– “Per noi è un successo: la vicenda di Attilio non è archiviata”.
Gianluca Manca ha accolto positivamente la decisione del gip Salvatore Fanti su suo fratello Attilio. Le indagini sul medico 35enne morto a Viterbo nel 2004 continueranno. Ma non sulla pista del delitto di mafia.
Il pm Renzo Petroselli dovrà indagare su chi ha fornito sostanze stupefacenti all’urologo di Barcellona Pozzo di Gotto (Messina), trovato morto il 12 febbraio 2004 nel suo appartamento viterbese in via Santa Maria della Grotticella. Ucciso da un mix letale di eroina, alcolici e diazepam.
La posizione di quattro indagati su dieci è stata archiviata. Per gli altri sei, l’inchiesta andrà avanti.
“Ci aspettavamo l’archiviazione definitiva – afferma Gianluca – e invece il gip ha voluto darci una nuova speranza. Non importa se le nostre richieste sono state rigettate. Per noi era essenziale andare avanti con le indagini, per non far calare il silenzio sulla morte di Attilio. Almeno finché non sapremo com’è andata”.
Si va avanti, quindi, ma sulla tesi dell’omicidio colposo: per Fanti, Attilio ha assunto stupefacenti ed è morto. L’ordinanza non sembra dare credito alle convinzioni dei familiari di Manca, riguardanti un ipotetico omicidio per mano mafiosa.

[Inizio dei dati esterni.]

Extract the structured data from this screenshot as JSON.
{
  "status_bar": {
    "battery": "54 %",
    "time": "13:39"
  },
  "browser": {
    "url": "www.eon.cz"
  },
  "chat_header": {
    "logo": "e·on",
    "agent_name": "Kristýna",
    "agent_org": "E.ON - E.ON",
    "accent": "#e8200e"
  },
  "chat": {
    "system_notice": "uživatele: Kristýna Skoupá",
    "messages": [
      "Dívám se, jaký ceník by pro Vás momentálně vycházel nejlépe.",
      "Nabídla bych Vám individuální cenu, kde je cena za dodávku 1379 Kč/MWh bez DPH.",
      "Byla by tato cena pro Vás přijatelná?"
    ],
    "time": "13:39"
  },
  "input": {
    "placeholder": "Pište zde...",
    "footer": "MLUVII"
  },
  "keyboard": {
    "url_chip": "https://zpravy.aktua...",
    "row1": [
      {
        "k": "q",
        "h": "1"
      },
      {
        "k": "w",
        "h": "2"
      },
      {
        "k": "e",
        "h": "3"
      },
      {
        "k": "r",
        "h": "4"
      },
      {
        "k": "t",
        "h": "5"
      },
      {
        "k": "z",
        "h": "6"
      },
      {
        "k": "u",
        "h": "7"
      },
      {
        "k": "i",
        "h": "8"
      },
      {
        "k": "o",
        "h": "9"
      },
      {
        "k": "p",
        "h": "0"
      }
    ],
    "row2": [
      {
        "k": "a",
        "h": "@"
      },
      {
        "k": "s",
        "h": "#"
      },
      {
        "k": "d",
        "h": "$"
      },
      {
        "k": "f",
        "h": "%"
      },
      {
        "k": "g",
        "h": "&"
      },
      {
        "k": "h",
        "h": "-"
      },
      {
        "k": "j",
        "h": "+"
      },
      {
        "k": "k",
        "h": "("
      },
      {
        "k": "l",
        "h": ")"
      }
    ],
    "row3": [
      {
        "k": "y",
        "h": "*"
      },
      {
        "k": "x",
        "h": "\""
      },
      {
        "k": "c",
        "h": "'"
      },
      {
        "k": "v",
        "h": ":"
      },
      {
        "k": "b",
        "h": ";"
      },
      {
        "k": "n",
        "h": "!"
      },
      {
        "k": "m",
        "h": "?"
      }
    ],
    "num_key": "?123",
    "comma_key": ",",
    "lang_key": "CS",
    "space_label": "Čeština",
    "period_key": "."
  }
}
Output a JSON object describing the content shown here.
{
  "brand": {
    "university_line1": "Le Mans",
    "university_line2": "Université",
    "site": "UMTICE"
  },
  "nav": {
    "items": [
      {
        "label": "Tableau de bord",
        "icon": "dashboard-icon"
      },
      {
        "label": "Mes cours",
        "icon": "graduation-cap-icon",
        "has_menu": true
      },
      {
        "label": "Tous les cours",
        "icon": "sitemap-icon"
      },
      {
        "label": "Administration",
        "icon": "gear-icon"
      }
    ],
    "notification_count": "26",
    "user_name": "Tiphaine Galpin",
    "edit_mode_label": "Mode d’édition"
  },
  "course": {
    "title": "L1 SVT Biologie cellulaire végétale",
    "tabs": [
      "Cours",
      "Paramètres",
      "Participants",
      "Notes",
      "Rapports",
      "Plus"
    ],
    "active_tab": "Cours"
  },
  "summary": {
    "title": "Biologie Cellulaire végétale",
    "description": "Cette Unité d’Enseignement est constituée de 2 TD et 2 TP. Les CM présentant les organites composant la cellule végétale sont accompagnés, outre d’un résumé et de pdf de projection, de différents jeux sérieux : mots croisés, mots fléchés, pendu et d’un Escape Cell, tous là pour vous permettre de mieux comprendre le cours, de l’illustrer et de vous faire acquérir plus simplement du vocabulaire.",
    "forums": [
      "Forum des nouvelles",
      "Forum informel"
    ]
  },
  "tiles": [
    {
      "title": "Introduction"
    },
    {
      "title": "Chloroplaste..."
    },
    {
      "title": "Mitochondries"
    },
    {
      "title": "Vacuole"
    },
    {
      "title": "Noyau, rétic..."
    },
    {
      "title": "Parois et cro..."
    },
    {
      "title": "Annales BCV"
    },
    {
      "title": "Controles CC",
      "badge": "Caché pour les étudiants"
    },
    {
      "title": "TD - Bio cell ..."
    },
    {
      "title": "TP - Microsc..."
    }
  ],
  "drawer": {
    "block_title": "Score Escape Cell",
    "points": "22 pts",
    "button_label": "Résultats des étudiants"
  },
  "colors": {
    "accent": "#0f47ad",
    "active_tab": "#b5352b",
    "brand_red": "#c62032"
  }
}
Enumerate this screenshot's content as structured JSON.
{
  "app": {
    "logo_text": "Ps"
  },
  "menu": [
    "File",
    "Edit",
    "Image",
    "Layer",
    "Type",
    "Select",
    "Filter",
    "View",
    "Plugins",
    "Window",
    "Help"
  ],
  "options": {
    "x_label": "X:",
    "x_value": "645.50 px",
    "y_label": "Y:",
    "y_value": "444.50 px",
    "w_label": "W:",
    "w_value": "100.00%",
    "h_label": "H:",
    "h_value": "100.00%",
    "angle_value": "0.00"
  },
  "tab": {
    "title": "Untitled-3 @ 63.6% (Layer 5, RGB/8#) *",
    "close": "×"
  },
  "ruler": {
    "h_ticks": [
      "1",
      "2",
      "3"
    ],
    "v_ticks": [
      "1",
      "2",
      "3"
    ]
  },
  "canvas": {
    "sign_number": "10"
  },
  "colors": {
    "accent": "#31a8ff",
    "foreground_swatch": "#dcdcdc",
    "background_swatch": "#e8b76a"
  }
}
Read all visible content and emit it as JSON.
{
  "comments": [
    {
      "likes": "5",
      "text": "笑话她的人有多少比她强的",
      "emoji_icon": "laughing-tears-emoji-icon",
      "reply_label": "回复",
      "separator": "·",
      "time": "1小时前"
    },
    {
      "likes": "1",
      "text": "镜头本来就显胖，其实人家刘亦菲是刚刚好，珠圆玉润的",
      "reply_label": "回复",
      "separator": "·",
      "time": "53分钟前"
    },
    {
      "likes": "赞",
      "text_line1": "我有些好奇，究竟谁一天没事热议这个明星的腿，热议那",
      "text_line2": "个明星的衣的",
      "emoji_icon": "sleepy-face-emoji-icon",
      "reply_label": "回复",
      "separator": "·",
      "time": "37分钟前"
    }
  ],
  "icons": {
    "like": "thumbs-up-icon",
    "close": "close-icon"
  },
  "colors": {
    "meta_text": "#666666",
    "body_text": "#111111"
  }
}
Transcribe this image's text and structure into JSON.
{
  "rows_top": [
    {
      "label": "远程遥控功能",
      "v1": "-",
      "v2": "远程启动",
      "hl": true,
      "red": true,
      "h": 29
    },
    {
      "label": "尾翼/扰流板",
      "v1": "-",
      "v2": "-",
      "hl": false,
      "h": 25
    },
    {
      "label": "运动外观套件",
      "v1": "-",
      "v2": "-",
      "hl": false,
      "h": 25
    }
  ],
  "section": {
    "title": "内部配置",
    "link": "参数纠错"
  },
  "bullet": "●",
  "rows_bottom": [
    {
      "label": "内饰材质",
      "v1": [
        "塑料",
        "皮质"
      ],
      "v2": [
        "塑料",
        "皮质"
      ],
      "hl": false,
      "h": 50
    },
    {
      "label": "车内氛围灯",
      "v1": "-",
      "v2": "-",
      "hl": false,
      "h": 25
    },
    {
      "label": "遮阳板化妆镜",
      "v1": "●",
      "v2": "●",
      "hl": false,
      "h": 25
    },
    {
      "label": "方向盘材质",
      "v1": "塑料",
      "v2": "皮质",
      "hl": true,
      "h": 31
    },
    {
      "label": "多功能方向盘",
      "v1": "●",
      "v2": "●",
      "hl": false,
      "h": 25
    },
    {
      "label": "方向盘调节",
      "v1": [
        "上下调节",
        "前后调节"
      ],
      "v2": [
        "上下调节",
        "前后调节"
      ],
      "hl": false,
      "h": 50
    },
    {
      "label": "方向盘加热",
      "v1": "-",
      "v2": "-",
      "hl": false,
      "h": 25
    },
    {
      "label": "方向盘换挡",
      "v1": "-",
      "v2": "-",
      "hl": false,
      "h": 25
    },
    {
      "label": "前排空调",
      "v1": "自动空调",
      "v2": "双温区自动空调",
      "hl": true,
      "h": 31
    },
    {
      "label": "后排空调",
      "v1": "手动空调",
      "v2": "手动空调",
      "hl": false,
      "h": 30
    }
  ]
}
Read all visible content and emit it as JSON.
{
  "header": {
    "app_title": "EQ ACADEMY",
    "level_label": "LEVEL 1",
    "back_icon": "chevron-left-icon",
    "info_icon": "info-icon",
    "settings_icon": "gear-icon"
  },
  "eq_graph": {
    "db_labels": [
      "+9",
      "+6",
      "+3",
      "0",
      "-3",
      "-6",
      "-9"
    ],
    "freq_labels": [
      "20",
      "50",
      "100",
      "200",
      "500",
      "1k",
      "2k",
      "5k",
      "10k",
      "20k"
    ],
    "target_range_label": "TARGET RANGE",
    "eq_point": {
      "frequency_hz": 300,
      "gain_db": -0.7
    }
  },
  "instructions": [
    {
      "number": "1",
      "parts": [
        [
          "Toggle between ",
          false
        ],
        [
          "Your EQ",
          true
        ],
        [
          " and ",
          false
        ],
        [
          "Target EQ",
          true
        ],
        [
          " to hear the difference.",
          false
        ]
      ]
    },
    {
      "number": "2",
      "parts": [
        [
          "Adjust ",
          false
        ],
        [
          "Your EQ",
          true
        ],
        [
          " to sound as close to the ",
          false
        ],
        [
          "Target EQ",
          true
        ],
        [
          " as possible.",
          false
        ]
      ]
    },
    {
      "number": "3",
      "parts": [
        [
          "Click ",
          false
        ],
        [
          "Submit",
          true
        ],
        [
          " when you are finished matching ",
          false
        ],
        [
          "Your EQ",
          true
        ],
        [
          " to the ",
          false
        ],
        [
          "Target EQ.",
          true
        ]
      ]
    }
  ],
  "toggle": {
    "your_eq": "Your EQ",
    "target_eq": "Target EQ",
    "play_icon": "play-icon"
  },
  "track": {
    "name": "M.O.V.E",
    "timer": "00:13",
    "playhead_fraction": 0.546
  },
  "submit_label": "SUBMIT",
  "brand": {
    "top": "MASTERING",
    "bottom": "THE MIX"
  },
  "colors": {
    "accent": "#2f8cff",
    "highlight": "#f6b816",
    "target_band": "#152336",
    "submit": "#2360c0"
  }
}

A loro va bene lo stesso, purché il fascicolo resti aperto. Lo scrive anche la madre Angela, sulla sua bacheca Facebook: “Anche se il gip vuol far morire Attilio di overdose, l’importante è che le indagini proseguano”.
La pista dell’omicidio colposo per assunzione di stupefacenti era l’estrema ratio, per i Manca. Un’ipotesi che il loro avvocato Fabio Repici aveva considerato e che la famiglia del giovane medico aveva dolorosamente accettato. “Se ci verrà data la possibilità di andare al dibattimento, saremo noi a portare le prove. Abbiamo tutto il tempo”.
Gianluca è combattivo. Aspetta di leggere l’ordinanza, per avere un quadro completo. Per ora, comunque, due cose gli sembrano chiare: il no del gip all’archiviazione e le lacune investigative. “Se Fanti ha disposto ulteriori indagini, vuol dire che quelle fatte finora non bastano – afferma Gianluca -. Il dottor Petroselli ha chiesto per tre volte l’archiviazione e per tre volte i gip che si sono succeduti negli anni gliel’hanno negata. E’ una vergogna. Anche per il buon nome della Procura che, forse, dovrebbe assegnare il caso a qualche altro magistrato”.